Хоть и заливалась Ольга перед второй Ольгой, словно влюбленный соловушка в вечернем саду, чуть ли не ангельскую характеристику выдала она своему дядьке, но сватовства – если можно так сказать – не произошло.

– Ой, спасибо вам, люди добрые, за внимание ко мне, – сказала Ольга-городская. – И правда, тяжело мне одной в деревне. Надо было бы и решиться переехать к тебе, дед, но ты же вот не можешь отказаться от своего хозяйства? Не можешь. А я же, мил человек, не стану тебе помощницей. Больная я женщина. Тяжелое подымать врачи запретили. Вот как. Так зачем тебе кукла в доме? Зачем, Андрей Иванович?

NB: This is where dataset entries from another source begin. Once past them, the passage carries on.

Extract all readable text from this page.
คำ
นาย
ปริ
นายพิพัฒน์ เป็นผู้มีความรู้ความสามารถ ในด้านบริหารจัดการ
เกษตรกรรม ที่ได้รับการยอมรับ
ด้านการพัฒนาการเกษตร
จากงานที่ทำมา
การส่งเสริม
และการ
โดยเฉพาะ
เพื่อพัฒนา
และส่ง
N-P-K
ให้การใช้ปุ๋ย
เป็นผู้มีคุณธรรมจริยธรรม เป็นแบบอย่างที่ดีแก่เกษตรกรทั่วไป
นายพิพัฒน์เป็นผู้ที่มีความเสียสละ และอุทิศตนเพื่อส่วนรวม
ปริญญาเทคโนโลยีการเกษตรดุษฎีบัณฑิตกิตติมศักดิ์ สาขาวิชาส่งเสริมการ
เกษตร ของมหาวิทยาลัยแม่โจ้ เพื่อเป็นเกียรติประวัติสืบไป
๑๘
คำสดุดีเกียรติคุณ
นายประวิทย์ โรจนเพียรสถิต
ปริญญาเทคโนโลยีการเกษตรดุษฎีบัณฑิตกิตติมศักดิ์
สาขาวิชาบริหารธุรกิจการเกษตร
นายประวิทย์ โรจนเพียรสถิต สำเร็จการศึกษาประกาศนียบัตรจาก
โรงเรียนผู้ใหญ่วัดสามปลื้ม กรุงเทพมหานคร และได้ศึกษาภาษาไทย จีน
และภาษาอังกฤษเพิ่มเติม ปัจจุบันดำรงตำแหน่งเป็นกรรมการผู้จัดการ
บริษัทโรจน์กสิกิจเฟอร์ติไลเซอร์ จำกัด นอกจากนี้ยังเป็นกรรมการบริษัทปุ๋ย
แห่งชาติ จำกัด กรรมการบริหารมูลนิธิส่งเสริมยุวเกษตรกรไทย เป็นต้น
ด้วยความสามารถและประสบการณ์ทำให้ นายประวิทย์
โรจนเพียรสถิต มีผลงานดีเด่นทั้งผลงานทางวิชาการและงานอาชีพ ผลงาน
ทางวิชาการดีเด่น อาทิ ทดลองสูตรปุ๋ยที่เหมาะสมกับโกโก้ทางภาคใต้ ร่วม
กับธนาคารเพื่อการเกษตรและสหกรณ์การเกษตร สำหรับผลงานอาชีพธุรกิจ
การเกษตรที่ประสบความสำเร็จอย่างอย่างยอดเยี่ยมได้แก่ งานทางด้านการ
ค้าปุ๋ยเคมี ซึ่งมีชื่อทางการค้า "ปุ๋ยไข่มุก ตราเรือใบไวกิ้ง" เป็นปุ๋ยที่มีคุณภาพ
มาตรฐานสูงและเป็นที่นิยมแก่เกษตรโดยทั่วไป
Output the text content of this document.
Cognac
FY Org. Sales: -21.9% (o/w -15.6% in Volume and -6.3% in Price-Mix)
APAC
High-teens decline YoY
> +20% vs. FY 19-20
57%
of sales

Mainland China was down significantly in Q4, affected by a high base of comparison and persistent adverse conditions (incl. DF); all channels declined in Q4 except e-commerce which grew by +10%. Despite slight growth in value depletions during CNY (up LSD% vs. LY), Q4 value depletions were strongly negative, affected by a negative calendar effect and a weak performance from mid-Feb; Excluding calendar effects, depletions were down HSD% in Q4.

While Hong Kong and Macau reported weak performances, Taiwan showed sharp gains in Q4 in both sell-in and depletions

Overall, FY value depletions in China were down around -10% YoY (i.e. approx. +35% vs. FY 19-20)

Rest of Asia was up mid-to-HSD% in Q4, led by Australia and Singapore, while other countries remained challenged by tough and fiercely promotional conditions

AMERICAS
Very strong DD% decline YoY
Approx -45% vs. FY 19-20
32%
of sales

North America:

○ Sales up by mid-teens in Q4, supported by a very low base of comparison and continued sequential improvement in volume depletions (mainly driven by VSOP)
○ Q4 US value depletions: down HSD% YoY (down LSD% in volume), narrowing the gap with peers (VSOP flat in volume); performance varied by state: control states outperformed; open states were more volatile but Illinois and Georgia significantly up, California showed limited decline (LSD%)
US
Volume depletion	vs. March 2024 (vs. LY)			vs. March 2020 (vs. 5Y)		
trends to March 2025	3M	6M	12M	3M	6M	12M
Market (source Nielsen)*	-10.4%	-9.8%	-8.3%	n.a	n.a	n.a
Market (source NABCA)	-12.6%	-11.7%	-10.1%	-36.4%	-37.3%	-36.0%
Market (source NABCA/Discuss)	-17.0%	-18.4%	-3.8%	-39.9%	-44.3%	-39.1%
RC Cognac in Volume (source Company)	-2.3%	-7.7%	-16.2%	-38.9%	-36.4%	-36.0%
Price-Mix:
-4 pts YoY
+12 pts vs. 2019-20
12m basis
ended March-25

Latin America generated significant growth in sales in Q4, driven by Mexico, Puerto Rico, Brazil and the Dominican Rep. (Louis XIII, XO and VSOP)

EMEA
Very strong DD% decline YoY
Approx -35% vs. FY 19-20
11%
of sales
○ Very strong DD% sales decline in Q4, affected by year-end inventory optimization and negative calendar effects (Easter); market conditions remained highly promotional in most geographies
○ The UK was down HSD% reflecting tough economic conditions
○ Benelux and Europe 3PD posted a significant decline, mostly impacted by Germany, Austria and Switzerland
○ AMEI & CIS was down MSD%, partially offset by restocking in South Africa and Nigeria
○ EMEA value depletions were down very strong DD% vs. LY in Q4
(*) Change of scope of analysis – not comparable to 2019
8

– Гляди, тетка, – тихо промолвила Ольга-племянница, и старик совсем повеселел: правильно, гляди.

И сам сказал:

– Твое дело, молодица. Насильно люб не будешь. Только как ты одна? Хотя и живешь же…

– Поеду. Лето поживу тут и в Питер подамся. С дочкой буду жить. Тяжело мне и с дочкой тоже, ведь зять – ну его! – выпивает. Хорошо выпивает. Но надо ехать. Отвыкла от деревни. Не втянусь.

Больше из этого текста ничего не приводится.